Sophie no respondió y, cuando la miré, vi que tenía la mirada amorosamente fija en el paquete que llevaba al brazo. Le dio unos golpecitos con la mano libre.

– El tiempo seguirá así durante algunas semanas -susurró, dirigiéndose a la vez al paquete y a mí-. No corre demasiada prisa. Podemos dárselo dentro de unos días.

Habíamos llegado ya a la primera fila del grupo, y Sophie se apresuró a adelantarme para echar un ansioso vistazo a la bandeja que mostraba la mujer de uniforme.

– ¿Qué te apetece a ti? -me preguntó Sophie-. A mí un vasito de helado… No, mejor uno de esos bombones helados de chocolate.

Atisbando por encima de su hombro, vi que la bandeja contenía los habituales helados y chocolatinas. Pero, curiosamente, las golosinas habían sido desplazadas en confuso desorden a los bordes de la bandeja, para hacer sitio en el centro de ésta a un grueso libro muy manoseado. Incliné el cuerpo hacia él para examinarlo.

– Es un manual muy útil, señor -se apresuró a explicarme la mujer de uniforme-. Puedo recomendárselo encarecidamente.

Supongo que no debería venderlo aquí de esta forma. Pero al director no le importa que vendamos objetos personales nuestros, a condición de que no lo hagamos demasiado a menudo.
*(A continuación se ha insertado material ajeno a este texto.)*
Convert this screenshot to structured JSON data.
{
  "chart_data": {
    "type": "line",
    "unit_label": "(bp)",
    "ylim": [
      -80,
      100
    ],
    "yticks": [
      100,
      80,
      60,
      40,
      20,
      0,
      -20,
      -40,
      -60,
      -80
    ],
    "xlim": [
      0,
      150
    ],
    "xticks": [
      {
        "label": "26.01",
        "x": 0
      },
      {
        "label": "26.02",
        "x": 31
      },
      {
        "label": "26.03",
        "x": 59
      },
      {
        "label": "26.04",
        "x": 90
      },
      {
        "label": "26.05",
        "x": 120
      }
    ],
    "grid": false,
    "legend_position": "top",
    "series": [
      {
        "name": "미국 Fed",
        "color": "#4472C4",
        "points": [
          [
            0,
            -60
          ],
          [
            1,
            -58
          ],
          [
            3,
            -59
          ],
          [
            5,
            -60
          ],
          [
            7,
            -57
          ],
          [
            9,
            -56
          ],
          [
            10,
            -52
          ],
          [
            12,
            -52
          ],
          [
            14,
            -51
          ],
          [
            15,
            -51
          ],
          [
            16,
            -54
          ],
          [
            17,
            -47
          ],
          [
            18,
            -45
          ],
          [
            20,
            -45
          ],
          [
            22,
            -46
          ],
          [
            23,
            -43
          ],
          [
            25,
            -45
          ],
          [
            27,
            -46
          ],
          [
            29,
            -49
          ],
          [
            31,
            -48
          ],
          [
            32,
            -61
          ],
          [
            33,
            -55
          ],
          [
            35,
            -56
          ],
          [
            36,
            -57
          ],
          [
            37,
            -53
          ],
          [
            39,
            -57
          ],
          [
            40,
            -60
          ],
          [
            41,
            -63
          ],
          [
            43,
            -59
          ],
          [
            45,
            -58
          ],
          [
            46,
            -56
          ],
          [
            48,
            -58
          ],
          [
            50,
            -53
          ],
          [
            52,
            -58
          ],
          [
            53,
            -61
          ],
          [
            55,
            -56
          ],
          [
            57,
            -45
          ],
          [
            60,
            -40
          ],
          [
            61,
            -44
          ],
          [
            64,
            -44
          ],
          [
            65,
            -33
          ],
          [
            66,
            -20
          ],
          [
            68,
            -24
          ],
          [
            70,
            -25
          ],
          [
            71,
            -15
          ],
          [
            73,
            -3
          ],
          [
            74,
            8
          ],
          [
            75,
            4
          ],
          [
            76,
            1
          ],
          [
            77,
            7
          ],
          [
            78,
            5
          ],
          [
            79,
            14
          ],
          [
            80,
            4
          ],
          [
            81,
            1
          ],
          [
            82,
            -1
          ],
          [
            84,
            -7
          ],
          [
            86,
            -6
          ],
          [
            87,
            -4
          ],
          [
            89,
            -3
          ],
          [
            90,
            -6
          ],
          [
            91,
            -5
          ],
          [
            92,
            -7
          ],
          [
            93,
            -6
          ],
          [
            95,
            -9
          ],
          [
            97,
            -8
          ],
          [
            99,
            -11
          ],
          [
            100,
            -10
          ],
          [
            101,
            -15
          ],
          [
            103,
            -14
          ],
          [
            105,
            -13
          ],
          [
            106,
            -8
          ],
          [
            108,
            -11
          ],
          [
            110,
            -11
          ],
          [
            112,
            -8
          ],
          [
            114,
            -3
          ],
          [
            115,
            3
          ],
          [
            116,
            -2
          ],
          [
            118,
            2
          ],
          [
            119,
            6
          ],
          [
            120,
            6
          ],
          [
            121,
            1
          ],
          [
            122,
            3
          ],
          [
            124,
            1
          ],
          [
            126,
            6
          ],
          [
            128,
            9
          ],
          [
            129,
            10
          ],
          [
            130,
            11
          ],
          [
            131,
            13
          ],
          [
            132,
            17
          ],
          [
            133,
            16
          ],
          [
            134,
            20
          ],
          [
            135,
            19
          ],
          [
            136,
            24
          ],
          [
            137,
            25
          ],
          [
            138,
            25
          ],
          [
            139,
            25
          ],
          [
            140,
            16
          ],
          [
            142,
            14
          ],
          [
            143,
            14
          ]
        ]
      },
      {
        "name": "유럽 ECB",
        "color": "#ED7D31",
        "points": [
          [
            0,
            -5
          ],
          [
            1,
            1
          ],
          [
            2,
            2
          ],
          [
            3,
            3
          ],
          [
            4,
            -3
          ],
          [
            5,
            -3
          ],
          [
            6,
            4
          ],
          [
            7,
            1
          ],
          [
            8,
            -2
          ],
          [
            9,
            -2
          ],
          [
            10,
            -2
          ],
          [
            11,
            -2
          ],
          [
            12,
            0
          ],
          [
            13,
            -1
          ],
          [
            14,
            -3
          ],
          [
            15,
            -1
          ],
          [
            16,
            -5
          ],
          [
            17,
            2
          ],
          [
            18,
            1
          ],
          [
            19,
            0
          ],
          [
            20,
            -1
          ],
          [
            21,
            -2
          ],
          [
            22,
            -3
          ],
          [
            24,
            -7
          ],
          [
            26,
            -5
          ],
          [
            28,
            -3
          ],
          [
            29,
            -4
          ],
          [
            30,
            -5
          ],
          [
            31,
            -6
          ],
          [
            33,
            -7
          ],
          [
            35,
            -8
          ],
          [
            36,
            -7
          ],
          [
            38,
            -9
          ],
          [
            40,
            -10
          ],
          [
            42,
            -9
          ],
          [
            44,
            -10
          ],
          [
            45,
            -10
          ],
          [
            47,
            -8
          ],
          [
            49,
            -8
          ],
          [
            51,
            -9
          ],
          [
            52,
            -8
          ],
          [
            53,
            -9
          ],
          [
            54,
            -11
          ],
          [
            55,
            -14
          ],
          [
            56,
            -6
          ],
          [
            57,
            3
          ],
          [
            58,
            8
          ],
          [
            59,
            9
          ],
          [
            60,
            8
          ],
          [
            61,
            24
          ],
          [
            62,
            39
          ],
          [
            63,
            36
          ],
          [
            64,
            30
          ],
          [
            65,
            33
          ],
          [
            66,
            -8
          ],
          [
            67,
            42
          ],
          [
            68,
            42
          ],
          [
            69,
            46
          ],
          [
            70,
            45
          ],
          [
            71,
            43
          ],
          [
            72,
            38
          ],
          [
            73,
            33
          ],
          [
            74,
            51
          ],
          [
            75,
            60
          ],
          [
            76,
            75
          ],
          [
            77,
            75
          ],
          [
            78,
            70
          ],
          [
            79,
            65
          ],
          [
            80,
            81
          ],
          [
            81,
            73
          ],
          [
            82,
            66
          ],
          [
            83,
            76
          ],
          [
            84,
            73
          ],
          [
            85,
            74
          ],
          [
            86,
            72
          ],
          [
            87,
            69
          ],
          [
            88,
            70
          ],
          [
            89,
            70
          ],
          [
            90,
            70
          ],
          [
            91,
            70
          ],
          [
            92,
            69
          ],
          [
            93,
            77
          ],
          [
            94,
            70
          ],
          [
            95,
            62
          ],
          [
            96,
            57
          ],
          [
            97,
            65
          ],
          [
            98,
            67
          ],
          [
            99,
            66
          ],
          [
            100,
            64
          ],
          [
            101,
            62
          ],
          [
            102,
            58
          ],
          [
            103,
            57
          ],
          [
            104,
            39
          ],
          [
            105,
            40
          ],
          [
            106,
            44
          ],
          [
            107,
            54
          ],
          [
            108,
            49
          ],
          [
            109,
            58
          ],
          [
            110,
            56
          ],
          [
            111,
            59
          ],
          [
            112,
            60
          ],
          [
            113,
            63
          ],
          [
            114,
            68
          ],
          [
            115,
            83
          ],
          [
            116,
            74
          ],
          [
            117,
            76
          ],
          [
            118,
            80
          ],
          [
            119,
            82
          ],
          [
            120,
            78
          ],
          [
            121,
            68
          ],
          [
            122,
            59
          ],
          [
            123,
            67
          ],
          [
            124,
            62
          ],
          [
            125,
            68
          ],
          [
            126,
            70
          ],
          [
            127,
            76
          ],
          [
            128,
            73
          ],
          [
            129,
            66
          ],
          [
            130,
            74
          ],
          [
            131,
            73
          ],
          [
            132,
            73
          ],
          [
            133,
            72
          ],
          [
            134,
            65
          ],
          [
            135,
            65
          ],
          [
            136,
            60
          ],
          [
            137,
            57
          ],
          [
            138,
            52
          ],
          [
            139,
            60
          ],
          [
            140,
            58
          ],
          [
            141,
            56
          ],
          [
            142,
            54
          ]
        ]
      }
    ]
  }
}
En la sobrecubierta se veía la foto de un hombre sonriente, vestido con mono de trabajo y subido a una escalera de mano; llevaba una brocha en una mano y un rollo de papel de empapelar bajo el brazo. Cuando lo alcé de la bandeja pude ver que la encuademación había empezado a deshacerse.

– Perteneció a mi hijo mayor -prosiguió la mujer-. Pero ahora ya es un hombre y se ha ido a Suecia. La pasada semana me puse por fin a ordenar todas sus cosas. He conservado algunas que pensé que tenían valor sentimental y he tirado el resto. Pero había una o dos que no parecían encajar en ninguna de ambas categorías. Como este manual, señor… No puedo decir que tenga mucho valor sentimental, pero ¡es un libro tan útil! Enseña a hacer tantísimas cosas en la casa, como decorar, alicatar… Y todo paso a paso, con dibujos clarísimos. Recuerdo que mi hijo le sacó mucho partido ya de mayor… Ya sé que está un poquito deteriorado ahora, pero sigue siendo una verdadera joya. Además, no pido gran cosa por él, señor.

– Tal vez le gustaría a Boris -le comenté a Sophie mientras lo hojeaba.

– ¡Oh! Si usted tiene un chico mayorcito, señor, sería el regalo perfecto. Se lo digo por propia experiencia. A nuestro hijo le fue de maravilla a esa edad. Pintura, alicatado…, enseña a hacer de todo.